Der pakistanische Regisseur Saim Sadiq hat in seinem Langspielfilmdebüt, welches im letzten Jahr in Cannes Weltpremiere hatte, ein ganzes Ensemble vielschichtiger Figuren zusammengebracht. Indem er die Beziehung zwischen den Einzelnen aufschlüsselt und ihre Interaktionen behandelt, gibt er Einblick, wie groß die Bürde des Patriarchats auf den Akteuren lastet. Die tradierten Werte, die überkommenen Strukturen, machen hier allen zu schaffen. Sadiq zeichnet die Charaktere so authentisch und unmittelbar, dass selbst wenn uns in Mitteleuropa der Alltag in Lahore, wo der Film spielt, fremd ist, wir instinktiv die Nöte der Familienmitglieder begreifen, wir mit ihnen mitfühlen und von ihnen berührt werden.

Haider gilt sowohl in seiner Familie als auch in der Gemeinschaft als verweichlichter Mann. Er ist seit langem arbeitslos, während seine Frau erfolgreich als Make-Up-Artist den Unterhalt verdient. Haushaltspflichten liegen Mumtaz nicht, ihre Arbeit gibt ihr bisher Freiheiten. Doch Haider wird gedrängt, endlich einen Job anzunehmen. Als er tatsächlich Arbeit findet, spricht der Patriarch der Famile, Vater Aman (Salmaan Peerzada), ein Machtwort. Haider, der bis dahin den Haushalt geführt und sich um die Nichten und den Vater gekümmert hatte, gehe nun arbeiten. Mumtaz solle darum fortan im Haushalt ihre Erfüllung finden. Was keiner in der Familie weiß, ist, welche Art Arbeit Haider gefunden hat.
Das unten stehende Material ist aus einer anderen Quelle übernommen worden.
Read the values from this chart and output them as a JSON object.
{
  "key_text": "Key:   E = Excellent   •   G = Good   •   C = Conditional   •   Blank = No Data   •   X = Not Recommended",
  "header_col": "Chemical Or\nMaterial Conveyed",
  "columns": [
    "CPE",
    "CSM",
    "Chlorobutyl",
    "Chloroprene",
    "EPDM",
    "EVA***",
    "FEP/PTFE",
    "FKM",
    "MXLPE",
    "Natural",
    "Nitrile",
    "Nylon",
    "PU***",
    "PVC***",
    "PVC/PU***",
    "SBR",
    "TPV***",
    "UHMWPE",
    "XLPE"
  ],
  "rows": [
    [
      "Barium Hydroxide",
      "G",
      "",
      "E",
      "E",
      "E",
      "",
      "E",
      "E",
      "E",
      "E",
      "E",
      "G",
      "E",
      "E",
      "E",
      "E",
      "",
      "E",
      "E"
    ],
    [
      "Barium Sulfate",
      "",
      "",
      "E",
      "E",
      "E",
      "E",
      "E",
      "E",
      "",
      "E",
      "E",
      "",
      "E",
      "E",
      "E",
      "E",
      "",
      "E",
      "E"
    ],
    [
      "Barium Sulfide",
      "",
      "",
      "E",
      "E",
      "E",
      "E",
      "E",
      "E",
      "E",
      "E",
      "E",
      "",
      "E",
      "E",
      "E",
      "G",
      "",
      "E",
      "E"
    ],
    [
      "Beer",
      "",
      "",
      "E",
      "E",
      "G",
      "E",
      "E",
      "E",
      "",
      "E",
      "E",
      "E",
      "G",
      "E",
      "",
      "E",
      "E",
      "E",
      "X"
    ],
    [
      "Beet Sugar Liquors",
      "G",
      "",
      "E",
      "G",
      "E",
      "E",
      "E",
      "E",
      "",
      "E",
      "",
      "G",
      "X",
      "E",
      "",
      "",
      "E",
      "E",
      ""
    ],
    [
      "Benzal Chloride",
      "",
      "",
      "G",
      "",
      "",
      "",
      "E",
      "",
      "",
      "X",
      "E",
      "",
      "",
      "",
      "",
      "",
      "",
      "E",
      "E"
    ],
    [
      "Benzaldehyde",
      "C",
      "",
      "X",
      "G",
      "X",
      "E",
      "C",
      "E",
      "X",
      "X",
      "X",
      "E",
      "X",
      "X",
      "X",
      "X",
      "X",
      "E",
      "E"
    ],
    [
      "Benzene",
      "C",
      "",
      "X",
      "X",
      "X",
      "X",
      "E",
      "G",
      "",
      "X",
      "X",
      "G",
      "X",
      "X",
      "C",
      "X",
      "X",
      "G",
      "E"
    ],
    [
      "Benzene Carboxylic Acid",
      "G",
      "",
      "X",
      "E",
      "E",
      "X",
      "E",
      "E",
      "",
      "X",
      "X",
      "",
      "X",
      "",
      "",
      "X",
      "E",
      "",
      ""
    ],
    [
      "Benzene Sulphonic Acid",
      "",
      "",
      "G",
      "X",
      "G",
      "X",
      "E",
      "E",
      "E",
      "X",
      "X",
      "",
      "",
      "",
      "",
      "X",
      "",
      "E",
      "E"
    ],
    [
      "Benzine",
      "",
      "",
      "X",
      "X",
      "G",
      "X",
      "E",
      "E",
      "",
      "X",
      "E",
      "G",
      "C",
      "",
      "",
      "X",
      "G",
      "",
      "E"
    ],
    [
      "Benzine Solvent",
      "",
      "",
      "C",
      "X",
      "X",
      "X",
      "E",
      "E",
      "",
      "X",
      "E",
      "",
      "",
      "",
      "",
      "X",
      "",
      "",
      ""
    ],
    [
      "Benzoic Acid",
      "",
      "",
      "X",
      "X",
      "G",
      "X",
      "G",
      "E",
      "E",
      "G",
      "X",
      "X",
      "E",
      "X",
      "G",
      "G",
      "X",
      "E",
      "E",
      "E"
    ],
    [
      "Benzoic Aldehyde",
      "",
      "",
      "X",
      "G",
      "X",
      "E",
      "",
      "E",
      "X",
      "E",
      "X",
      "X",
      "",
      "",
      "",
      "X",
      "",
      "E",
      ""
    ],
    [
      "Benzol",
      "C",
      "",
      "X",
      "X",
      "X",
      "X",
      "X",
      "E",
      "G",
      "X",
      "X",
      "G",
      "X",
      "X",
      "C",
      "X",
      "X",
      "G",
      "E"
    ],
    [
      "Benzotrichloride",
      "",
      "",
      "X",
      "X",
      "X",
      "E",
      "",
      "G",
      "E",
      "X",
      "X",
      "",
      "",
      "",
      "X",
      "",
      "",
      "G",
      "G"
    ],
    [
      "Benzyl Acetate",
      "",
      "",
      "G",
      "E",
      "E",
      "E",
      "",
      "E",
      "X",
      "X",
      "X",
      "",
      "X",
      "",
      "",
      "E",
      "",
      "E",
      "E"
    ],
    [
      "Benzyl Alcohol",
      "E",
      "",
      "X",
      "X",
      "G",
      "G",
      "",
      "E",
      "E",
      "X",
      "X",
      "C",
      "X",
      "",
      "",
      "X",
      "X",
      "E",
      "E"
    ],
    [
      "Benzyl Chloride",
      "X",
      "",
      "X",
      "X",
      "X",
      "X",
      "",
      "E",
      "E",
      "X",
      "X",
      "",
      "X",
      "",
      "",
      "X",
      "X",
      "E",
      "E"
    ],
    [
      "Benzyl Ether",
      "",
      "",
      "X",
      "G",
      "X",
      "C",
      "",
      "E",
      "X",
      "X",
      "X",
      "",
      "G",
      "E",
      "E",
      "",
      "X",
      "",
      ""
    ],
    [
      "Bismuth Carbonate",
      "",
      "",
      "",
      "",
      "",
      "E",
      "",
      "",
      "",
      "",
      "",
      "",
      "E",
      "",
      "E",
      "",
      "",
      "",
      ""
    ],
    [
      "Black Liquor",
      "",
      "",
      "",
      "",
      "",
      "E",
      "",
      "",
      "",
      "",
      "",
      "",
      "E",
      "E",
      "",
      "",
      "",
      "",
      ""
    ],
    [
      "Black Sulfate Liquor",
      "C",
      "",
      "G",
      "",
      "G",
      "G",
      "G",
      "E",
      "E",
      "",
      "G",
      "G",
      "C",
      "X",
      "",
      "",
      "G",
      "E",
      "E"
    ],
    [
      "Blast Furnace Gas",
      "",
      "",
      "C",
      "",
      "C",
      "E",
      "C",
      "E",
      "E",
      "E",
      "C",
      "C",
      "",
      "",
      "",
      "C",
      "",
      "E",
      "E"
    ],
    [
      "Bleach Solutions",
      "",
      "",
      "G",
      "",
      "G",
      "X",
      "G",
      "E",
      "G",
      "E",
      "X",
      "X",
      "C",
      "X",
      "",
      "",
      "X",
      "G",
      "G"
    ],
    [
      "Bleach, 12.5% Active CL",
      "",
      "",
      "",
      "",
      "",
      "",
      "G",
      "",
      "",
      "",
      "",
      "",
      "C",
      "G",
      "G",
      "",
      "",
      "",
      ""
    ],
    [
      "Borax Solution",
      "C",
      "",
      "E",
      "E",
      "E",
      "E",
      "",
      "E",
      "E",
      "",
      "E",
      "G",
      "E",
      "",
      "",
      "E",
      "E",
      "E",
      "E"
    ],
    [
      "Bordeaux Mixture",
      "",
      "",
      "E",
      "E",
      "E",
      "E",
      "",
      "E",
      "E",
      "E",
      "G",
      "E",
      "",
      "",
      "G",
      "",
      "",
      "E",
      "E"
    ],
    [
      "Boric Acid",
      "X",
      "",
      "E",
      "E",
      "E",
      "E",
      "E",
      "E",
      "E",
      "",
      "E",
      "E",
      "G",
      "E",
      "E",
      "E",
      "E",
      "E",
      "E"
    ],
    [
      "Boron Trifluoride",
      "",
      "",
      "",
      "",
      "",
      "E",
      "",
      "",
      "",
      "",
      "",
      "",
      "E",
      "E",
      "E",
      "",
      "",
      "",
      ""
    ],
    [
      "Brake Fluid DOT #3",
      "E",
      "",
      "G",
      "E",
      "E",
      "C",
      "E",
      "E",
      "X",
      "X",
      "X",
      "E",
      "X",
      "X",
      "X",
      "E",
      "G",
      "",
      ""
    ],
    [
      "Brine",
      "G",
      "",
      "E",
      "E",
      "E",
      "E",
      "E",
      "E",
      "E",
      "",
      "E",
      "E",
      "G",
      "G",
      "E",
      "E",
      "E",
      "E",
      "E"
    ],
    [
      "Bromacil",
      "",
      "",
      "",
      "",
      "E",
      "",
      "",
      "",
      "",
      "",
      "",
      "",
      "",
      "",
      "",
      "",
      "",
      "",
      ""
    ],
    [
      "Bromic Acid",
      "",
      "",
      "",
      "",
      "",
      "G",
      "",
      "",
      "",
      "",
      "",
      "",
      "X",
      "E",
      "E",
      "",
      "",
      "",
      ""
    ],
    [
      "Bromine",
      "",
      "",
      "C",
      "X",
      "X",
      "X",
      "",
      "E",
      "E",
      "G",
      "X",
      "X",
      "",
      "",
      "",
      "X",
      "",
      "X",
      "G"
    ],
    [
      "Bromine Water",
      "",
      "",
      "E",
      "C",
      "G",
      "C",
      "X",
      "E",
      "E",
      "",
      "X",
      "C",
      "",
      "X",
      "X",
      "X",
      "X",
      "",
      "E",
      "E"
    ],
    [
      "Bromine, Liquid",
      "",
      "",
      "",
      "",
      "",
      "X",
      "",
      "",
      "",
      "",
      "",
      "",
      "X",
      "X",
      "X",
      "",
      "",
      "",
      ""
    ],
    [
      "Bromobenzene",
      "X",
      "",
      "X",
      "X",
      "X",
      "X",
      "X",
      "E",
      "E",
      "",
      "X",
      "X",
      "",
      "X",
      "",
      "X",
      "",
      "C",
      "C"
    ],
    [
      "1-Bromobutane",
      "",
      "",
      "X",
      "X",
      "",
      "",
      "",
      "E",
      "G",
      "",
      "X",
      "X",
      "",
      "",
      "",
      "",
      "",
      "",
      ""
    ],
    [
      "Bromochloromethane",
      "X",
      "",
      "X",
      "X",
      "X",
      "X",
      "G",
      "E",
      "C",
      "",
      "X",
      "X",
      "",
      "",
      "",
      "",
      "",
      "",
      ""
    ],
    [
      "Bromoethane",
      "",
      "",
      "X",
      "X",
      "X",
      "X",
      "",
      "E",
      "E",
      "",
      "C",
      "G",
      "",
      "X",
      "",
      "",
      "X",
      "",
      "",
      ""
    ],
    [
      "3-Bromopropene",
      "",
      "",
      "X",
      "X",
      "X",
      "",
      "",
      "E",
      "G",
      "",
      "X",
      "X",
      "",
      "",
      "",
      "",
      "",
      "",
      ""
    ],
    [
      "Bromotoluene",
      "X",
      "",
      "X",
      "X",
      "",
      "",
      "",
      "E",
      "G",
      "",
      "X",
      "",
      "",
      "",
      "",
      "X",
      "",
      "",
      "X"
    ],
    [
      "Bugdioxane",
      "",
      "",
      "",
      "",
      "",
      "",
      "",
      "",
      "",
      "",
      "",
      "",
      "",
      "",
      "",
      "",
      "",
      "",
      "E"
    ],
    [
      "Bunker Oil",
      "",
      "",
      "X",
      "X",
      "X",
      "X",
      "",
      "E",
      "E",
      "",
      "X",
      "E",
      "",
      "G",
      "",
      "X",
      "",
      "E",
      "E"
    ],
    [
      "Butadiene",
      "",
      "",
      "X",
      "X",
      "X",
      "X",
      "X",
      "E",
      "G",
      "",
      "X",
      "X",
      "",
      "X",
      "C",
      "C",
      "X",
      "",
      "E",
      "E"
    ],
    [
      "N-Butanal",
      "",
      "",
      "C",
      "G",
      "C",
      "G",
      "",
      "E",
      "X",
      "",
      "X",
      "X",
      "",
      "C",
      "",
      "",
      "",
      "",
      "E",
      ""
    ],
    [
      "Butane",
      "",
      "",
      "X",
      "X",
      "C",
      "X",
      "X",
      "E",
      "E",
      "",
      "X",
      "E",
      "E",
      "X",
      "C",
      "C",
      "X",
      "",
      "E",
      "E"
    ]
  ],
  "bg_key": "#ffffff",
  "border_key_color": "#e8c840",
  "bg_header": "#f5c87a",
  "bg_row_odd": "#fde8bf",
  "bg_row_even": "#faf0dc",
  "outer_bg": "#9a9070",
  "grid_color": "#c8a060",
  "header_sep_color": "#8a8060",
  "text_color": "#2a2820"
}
Es ist jetzt kein Spoiler zu verraten, dass er in einem queeren Tanzclub im Background tanzen wird. Die Transfrau Biba (Alina Khan), in deren Ensemble er tanzen soll, unterstützt ihn, soweit ihr das möglich ist. Haider fühlt sich zu ihr, und das ist für ihn ein moralisches Dilemma, hingezogen.

Das Drehbuch von Sadig und Maggie Briggs gibt den Figuren einen kurzen Blick auf die Freiheiten, nach denen sich jede und jeder sehnt, und zeigt dann doch auf, wie sehr diese außer Reichweite liegen. Joyland ist somit eine kritische Parabel auf die Gesellschaft Pakistans. Darüber hinaus brennen sich, vor allem durch die wunderbare Kameraführung von Joe Saade und der Montage von Sadiq und Jasmin Tenucci, zahlreiche kleine Szenen in die Erinnerung ein. Der Film wirkt nach.

In Cannes wurde Joyland hoch gelobt. Das Debüt gewann in der Sektion Un certain regard den Jurypreis und darüber hinaus die Queer Palm. Nach der Premiere wanderte der Film von Festival zu Festival. Das US-Branchenmagazin Variety erkor seinen jungen Regisseur, Saim Sadiq, der sein Filmstudium an der Columbia University, NYC, abgeschlossen hat, zu einem der “10 Directors to Watch” für 2023. Pakistan wählte Joyland, nachdem man den Film zuerst als Angriff auf nationale Werte verboten hatte, sogar als seinen Beitrag für den internationalen Oscar, wo er es bis auf die Shortlist schaffte. In der pakistanischen Provinz Punjab, dessen historische Hauptstadt Lahore ist, darf der Film allerdings weiterhin nicht gezeigt werden.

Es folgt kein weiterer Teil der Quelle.